Le Lapin, Le Cabinet Patte Pelue...
On est à Saint-Denis (93), près de la gare RER. La promenade pour se rendre ici n'est pas des plus réjouissantes, mais elle est courte. On longe les rails jusqu'au bout de la rue Paul-Eluard et, après un pont de chemins de fer sinistre, on aperçoit la belle enseigne en fer forgé de La Briche. Elle délimite une cour entourée de constructions hétérogènes – maison en pierres meulières, entrepôts, cabane en bambou, jardinet... Sur les portes, des écriteaux indiquent « Le Lapin », « Le Cabinet Patte Pelue », ou encore « Le Ratelier »...
Le Hangar (© LRD)
Ces noms insolites désignent des ateliers. Avec ses 700 m2 et son nom évocateur, Le Hangar est de loin le plus impressionnant. Mais il en existe une dizaine d'autres, partagés par une soixantaine d'artistes et artisans indépendants. On a peine à croire qu'un tel espace ait poussé là, entre le Croult (petit affluent de la Seine fortement pollué) et les voies ferrées reliant Paris aux banlieues Nord.
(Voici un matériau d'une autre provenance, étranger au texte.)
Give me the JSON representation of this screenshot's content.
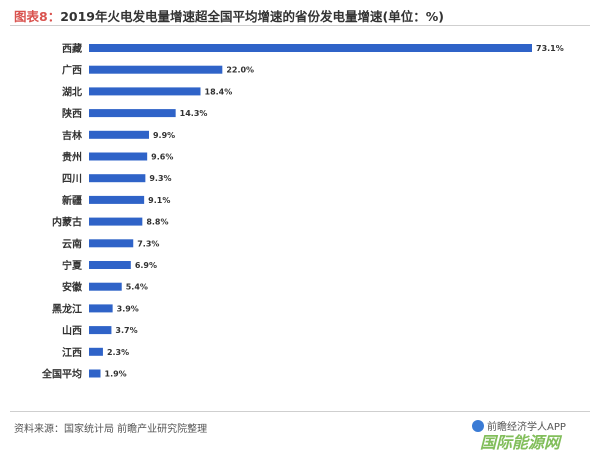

Mais La Briche est née d'un ancien site industriel. « Ces locaux ont été occupés par diverses entreprises », explique Antoine, sérigraphe souriant. « Aujourd'hui, nous sommes tous locataires d'une même propriétaire. Les premiers artistes sont venus il y a une quinzaine d'années. »
Des « Brichous » et des « Brichecards »
Arrivé il y a 8 ans, Antoine est un « Brichecard ». « C'est ainsi qu'on appelle les anciens, par opposition aux jeunes, surnommés les "Brichous" », précise-t-il avant de reprendre la confection de flyers avec deux membres d'une Esat.
Elodie, architecte, présente la maquette de sa cabane Origami (© LRD)
Sur la mezzanine du « Hangar », c'est avec une quinzaine de « Brichous » que l'on partage notre repas collectif (et végétarien). La moyenne d'âge ne semble pas dépasser 25-30 ans. Entre deux bouchées de betterave râpée, on apprend qu'ils ont quasiment tous étudié dans la même école parisienne d'arts appliqués, Olivier de Serres. Rien d'étonnant : c'est souvent par le biais d'une connaissance que l'on entre à La Briche, où les places sont aujourd'hui convoitées. « Les loyers sont très avantageux », confie Benjamin, designer-prototypiste débarqué il y a 5 ans. « De plus, le fait d'être nombreux nous fournit du travail. » La proximité permet en effet de faire appel aux voisins lorsqu'un ouvrage requiert différents savoir-faire.
La Briche Foraine
Au-delà de l'entraide, certains projets sont lancés collectivement. Un label « Made in Briche » a récemment été créé pour mettre en valeur les créations locales, notamment grâce au site Web. Mais le plus emblématique des projets communs reste la Briche Foraine, extraordinaire fête annuelle avec montagnes russes artisanales et concerts. « Le lieu de l'édition 2015 est encore à trouver », nous explique-t-on à table, mi-inquiet mi-fier : la petite cour de la rue Paul Eluard ne suffit plus à accueillir cet événement victime de son succès.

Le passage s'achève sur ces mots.